深く、主水を恋していることだろう!)
こう思うと陣十郎はムラムラと、嫉妬の思いに狩り立てられ、
(澄江が俺の意に従わぬのも、主水があるからだ!)と、主水に対する憎悪の念が、彼をほとんど狂気状態にまで、導き亢《たかぶら》せ追いやるのであった。
時々彼は澄江に向かい、主水のことを云い出して見た。
と澄江はきっとそのつど、あらぬ方へ話を反らせてしまって、何とも返辞をしなかった。
それが陣十郎には物足らず、心をイライラさせはしたが、しかしまだまだその方がよくて、もしもハッキリ澄江の口から、ないしは起居や動作から、主水恋しと告げられたら、その瞬間に陣十郎の兇暴性が爆発し、乱暴狼藉するかもしれなかった。
どっちみち陣十郎はこう思っていた。
(自己一身の生命の、永久の安全を計るためにも、主水は是非とも討って取らねばならぬ)
こっちから主水を探し出して、討って取ろうと少し前から、心に定《き》めた陣十郎が、今や一層にその心を深く強く定めたのであった。
その主水はどこにいるか?
それは全く解らなかった。
が、気がついたことがあった。
間もなく行なわれる木曽の馬市、納めの馬市へは武州甲州の、博徒がこぞって行くはずである。

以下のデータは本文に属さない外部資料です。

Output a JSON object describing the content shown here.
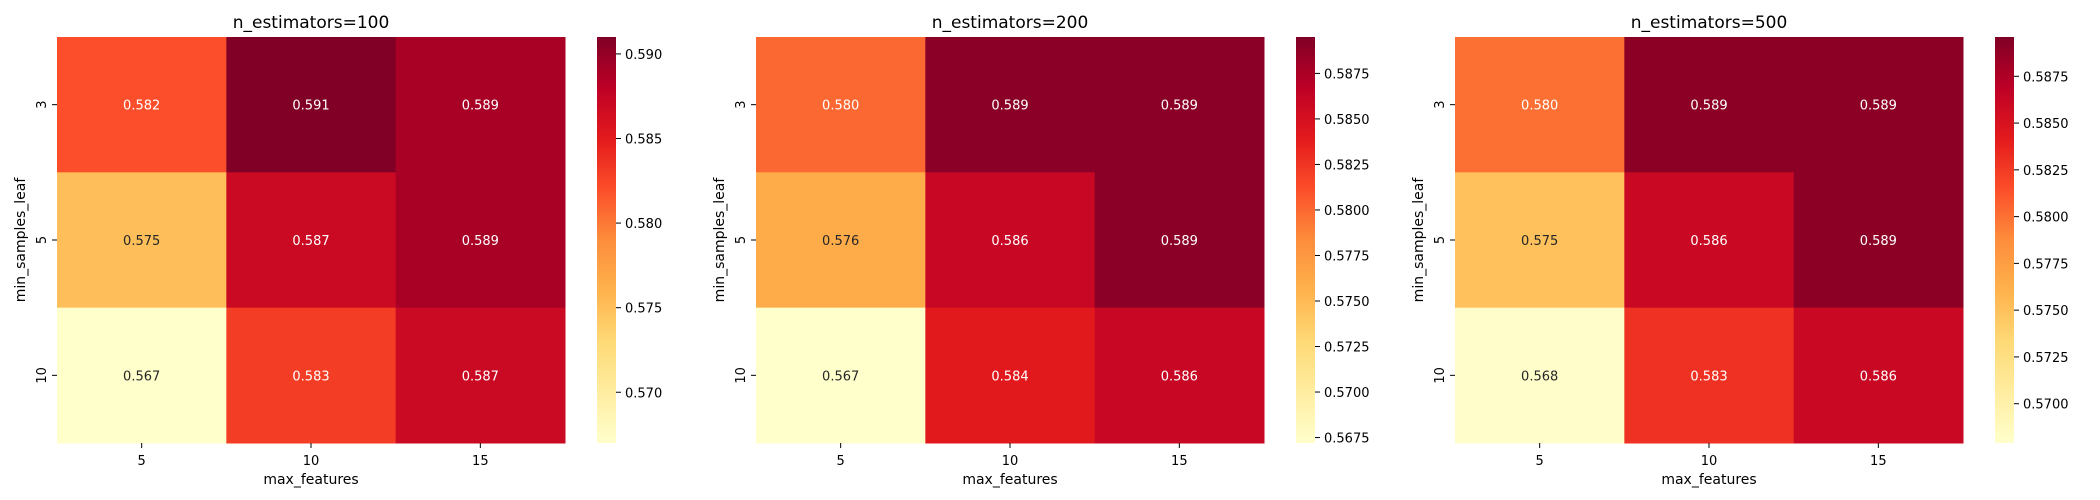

高萩の猪之松も行くはずである。ところで主水は俺という人間が、その猪之松の賭場防ぎとして、食客となっているということを、知っているということであるから、猪之松が福島へ行く以上、俺も行くものとそう睨んで、俺を討つため福島さして、主水も行くに相違ない。ヨ――シそいつを利用して、俺も出て行き機を狙い、彼を返り討ちにしてやろう。
で、ある日澄江へ云った。
「猪之松乾児の幾人かが、拙者と其方《そなた》とがこの農家に、ひそみ居ること知りましたと見え、この頃あたり[#「あたり」に傍点]を立ち廻ります。他所《よそ》へ参ろうではござりませぬか」
3
こうして旅へ出た二人であった。
旅へ出てはじめて木曽へ行くのだと、澄江は陣十郎によって明かされた。とはいえ鴫澤主水を討つべく、木曽へ行くのだとは明かされなかった。
「木曽へであろうと伊那へであろうと、妾《わたし》はどこへでも参ります」
そう澄江はおだやかに応えた。
成るようにしか成りはしない。神のまにまに、流るるままに。……そう澄江は思っているからであった。